The Impact of Institutional Factors on Chinese Conversion to Evangelical Protestantism in the United States
Xuefeng Zhang, University of Minnesota, zhan0127@umn.edu
This paper examines the impact of institutional factors on Chinese immigrants’ conversion to evangelical Protestantism. Using data collected through my ethnographic field-work in a Chinese Christian community in a major metropolitan area in the Midwest from 1998 to 2003, I will argue that religious institutions play a crucial role in converting Chinese immigrants to evangelical Protestantism. Specifically, I will examine the role played by Chinese Christian churches and “parachurch” groups, such as China Outreach Ministry, and the cooperation between Chinese Christian churches and “parachurch” groups in the process of evangelizing Chinese in the area. In addition, I will show how American churches also involved in the practice of converting Chinese through their support of Christian outreach groups.
Inventing Morality: Christianity and Local Religions in Modern Fuzhou Region
Religion adds an important dimension to the study of modern Chinese society. Sometimes, religious conversion becomes a means of abandoning stigmatized national cultural identity. But other times the adoption of a new religion can bring forth a new “morality” and even increase the group cohesion of national cultural identity. The present research will choose Fuzhou region as a case for micro study and look into the interplay between Christianity and the different religions there. More important, I will attempt to tell why and how Christianity can bring forth a new “morality” and a new “tradition” in modern China. I will attempt to interpret the “inventing process” of religious tradition with historical investigation. Attention will be made to study especially on Christian lineage, Christian community and inter-religious relationships among Christianity, Buddhism, Confucianism, Daoism and other popular reli-gions found in modern Fuzhou region.

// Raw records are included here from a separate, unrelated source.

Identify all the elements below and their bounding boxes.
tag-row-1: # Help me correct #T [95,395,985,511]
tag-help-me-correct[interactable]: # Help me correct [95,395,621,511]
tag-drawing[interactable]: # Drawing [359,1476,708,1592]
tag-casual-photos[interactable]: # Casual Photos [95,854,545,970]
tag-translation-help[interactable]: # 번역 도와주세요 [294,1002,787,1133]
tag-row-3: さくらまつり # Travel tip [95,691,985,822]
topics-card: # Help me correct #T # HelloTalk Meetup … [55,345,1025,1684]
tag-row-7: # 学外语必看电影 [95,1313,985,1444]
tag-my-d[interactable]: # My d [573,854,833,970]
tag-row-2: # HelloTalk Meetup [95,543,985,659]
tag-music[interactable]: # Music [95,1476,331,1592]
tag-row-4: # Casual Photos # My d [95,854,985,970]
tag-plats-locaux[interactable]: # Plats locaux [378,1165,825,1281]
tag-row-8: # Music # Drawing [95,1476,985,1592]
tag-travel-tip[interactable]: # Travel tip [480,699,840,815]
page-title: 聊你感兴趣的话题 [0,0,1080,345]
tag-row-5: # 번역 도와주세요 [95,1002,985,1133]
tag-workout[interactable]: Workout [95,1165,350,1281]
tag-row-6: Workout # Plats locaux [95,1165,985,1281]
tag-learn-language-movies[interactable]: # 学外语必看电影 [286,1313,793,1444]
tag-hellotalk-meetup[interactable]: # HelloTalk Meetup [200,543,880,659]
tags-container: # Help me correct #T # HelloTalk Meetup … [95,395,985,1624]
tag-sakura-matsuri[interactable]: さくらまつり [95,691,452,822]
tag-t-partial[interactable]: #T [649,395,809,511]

Why, At All, We Need Religion? Religion and Morality in Post-Communist Europe
Siniša Zrinščak, University of Zagreb, sinisa.zrinscak@zg.htnet.hr
The title of the paper is provoked by a study by Rodney Stark in which he found out that the relationship between religion and morality is particularly weak in post-communist Europe. In this paper I want to test Stark’s findings by using European Values Surveys 1999/2000 data in which 33 European countries participated, 14 of them post-communist. I am testing correlation between church attendance and importance of God with large scale of moral items. Results suggest that correlations between religion and morality are generally lower in post-Communist countries than in Western Europe, but there are also many other differences that should be noted and further discussed, which also question Stark’s explanation about reasons for particularly weak correlation in post-communist countries (repression, collaboration, and a more distant image of God).